Happy 23rd Birthday to me!
As glad and thankful I am to have lived 23 exciting years, I am beginning to look at birthdays with dread. Each year (ok maybe this is just the 2nd year haha), I ask myself – am I getting old and disillusioned? Hmm perhaps, it is a sign of times or the sign of age.
But as I let my thoughts settle, there is one temptation shining clearly in mind – the lure of redemption. The idea to do it all over again, make it perfect this time. No small flaws and no tiny errors.
It’s not helping that I see some of my friends have succumbed to it already – to start from scratch in the hope that everything will be all right this time.
But is that really possible, or is it even true?
I guess maybe or maybe not. We will never know till we crossed that path. The word “Arsenal” comes to mind – “we will always win the next season”. Hurhur. Another perspective – the whole project was a success, just that my standards are too high.

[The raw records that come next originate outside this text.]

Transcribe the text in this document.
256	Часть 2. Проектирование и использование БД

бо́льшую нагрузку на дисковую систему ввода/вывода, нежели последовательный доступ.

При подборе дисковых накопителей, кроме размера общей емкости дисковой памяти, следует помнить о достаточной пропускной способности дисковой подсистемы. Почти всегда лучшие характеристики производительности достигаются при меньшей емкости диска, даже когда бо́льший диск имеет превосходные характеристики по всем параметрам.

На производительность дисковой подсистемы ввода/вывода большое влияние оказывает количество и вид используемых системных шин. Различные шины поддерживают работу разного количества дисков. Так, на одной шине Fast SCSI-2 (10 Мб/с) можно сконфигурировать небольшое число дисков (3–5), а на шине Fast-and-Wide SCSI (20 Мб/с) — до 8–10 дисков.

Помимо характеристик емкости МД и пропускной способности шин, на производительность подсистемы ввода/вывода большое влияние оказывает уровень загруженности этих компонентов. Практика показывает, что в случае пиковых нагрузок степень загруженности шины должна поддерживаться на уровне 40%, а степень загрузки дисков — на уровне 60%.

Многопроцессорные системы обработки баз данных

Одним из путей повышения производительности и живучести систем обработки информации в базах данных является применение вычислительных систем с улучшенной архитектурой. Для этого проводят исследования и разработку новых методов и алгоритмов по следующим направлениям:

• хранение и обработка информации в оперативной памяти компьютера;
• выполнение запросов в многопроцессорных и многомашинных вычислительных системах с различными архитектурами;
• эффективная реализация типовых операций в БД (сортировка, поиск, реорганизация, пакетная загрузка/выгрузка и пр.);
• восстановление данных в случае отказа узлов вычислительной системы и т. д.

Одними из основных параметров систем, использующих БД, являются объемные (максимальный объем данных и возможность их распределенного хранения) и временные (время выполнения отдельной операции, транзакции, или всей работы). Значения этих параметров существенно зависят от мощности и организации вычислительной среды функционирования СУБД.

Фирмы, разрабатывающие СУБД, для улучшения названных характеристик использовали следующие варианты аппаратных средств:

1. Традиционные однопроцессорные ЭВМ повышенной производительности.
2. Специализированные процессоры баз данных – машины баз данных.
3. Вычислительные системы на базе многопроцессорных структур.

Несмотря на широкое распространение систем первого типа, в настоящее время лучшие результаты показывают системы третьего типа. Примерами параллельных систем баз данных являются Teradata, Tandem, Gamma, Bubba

Hmm, there is no turning back the clock. Only time for reflection, repentance and reciprocity. Glad am I that I have lived the life I had. I am not proud of all my actions, but I hope I have done some good in this world and that it made an impact.
Alas this is the wrong time to for such musing, birthdays are the time to honour all the people in your life. Time to go back to thanking those who wished me happy birthday!